Un filo politico e civile, che incontra una data rimasta nella memoria dell’isola, il 3 ottobre 2013, e il percorso di una donna, Giusi Nicolini, che di Lampedusa è stata sindaca. Per seguirlo bisogna tornare ai giorni in cui quel piccolo lembo di Sicilia costrinse l’Europa intera a guardare verso il Mediterraneo.

Il giorno in cui Lampedusa entrò nelle case di tutti

Le immagini delle bare allineate nell’hangar, i soccorritori, i superstiti. Il naufragio del 3 ottobre 2013, con 368 vittime, lasciò una ferita che appartiene ancora oggi alla storia di Lampedusa.

In quei giorni Emma Bonino era alla guida della Farnesina. Ministra degli Esteri del governo Letta, si trovò a ricoprire quell’incarico mentre il mare a sud della Sicilia diventava il centro di una domanda alla quale le istituzioni faticavano a rispondere: come impedire che altre persone morissero tentando la traversata?
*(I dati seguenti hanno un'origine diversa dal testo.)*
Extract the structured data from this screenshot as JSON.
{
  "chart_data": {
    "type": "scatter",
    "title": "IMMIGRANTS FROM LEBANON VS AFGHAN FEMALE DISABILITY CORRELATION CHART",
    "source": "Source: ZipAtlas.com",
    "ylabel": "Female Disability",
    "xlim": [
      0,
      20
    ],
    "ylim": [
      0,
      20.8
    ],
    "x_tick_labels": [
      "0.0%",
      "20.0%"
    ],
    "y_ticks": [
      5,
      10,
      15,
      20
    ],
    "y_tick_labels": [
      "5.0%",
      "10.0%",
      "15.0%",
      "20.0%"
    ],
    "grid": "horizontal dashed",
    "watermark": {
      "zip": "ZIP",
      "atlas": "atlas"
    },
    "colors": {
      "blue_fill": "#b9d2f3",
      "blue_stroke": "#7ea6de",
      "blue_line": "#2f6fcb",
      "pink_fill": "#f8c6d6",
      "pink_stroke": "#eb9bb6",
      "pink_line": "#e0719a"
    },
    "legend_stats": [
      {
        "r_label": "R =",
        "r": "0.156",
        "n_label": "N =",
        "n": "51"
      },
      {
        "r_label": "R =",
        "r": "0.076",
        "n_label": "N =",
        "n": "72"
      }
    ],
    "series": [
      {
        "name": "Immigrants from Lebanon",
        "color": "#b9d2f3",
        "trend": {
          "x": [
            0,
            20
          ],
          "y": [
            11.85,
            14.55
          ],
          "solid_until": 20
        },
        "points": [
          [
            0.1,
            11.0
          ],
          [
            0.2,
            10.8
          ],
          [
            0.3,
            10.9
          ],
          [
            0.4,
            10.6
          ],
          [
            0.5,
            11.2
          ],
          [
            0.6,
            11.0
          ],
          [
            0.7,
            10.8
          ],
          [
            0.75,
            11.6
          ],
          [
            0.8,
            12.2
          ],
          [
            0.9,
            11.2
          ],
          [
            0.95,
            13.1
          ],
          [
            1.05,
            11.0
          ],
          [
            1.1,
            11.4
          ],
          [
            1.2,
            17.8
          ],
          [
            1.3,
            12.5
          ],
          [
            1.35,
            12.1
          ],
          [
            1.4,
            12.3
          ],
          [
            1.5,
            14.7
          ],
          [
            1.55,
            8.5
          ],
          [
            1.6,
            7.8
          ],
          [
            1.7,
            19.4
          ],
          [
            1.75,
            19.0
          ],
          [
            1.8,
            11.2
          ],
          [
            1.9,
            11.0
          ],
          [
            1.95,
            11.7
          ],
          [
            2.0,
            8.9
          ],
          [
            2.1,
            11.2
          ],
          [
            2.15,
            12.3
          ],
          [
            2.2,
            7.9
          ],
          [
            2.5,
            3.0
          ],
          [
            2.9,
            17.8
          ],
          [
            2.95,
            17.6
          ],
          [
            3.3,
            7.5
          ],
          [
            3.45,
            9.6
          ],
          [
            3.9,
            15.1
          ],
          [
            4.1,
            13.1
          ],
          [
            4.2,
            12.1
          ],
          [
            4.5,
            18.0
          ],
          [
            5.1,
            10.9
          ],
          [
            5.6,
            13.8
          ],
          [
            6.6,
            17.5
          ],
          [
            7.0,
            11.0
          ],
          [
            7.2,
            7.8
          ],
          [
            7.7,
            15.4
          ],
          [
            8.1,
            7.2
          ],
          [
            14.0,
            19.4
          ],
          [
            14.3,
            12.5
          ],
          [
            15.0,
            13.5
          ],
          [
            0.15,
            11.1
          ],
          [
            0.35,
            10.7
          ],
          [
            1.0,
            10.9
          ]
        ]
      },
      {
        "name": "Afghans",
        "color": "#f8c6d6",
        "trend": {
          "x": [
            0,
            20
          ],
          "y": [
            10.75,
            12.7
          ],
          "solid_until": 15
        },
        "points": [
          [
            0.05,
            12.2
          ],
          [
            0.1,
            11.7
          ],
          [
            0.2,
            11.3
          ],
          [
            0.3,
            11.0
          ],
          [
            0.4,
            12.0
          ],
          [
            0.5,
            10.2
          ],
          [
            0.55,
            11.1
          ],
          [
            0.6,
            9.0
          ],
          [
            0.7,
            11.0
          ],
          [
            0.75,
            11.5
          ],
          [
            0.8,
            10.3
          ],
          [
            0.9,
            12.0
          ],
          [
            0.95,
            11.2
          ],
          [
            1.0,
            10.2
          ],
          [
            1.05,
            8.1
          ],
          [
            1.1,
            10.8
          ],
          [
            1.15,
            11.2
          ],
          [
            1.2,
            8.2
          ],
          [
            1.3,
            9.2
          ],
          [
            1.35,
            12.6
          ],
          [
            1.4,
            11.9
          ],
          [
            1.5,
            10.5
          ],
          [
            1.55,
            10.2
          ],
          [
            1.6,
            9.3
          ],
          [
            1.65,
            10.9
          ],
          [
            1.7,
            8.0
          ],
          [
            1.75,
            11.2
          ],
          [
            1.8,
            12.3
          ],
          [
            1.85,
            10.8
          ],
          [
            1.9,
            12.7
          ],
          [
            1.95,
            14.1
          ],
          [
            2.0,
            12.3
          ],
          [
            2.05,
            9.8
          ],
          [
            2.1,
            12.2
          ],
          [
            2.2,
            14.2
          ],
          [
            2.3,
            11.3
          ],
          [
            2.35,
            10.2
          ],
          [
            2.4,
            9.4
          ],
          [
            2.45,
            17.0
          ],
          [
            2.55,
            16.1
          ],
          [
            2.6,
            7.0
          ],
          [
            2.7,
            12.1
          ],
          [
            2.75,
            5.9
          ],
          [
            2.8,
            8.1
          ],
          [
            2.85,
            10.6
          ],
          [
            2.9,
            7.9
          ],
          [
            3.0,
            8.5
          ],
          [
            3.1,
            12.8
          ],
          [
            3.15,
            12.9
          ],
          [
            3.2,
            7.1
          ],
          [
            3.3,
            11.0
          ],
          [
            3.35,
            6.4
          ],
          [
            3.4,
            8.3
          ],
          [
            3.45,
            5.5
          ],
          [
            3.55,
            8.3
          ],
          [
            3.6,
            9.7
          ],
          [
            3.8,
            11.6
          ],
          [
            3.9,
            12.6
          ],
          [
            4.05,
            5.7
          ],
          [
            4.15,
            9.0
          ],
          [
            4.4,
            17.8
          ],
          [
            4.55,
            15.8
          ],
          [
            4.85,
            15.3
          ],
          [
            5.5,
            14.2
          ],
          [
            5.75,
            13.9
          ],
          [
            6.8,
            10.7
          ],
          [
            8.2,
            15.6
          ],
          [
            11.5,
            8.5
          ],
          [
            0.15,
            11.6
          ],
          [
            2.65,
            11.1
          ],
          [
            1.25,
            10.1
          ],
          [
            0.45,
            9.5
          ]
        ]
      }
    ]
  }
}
Dopo la strage, il governo di cui faceva parte avviò Mare Nostrum, la missione militare e umanitaria per rafforzare i soccorsi nel Canale di Sicilia. Intanto, da Lampedusa, arrivava la richiesta di condividere una responsabilità che la geografia aveva consegnato soprattutto all’isola.

È in quel passaggio che la vicenda siciliana incrocia il percorso istituzionale di Bonino. La distanza fra Bruxelles e Lampedusa si misurava nella capacità di prendere decisioni comuni, nei mezzi disponibili, nell’aiuto alle comunità coinvolte.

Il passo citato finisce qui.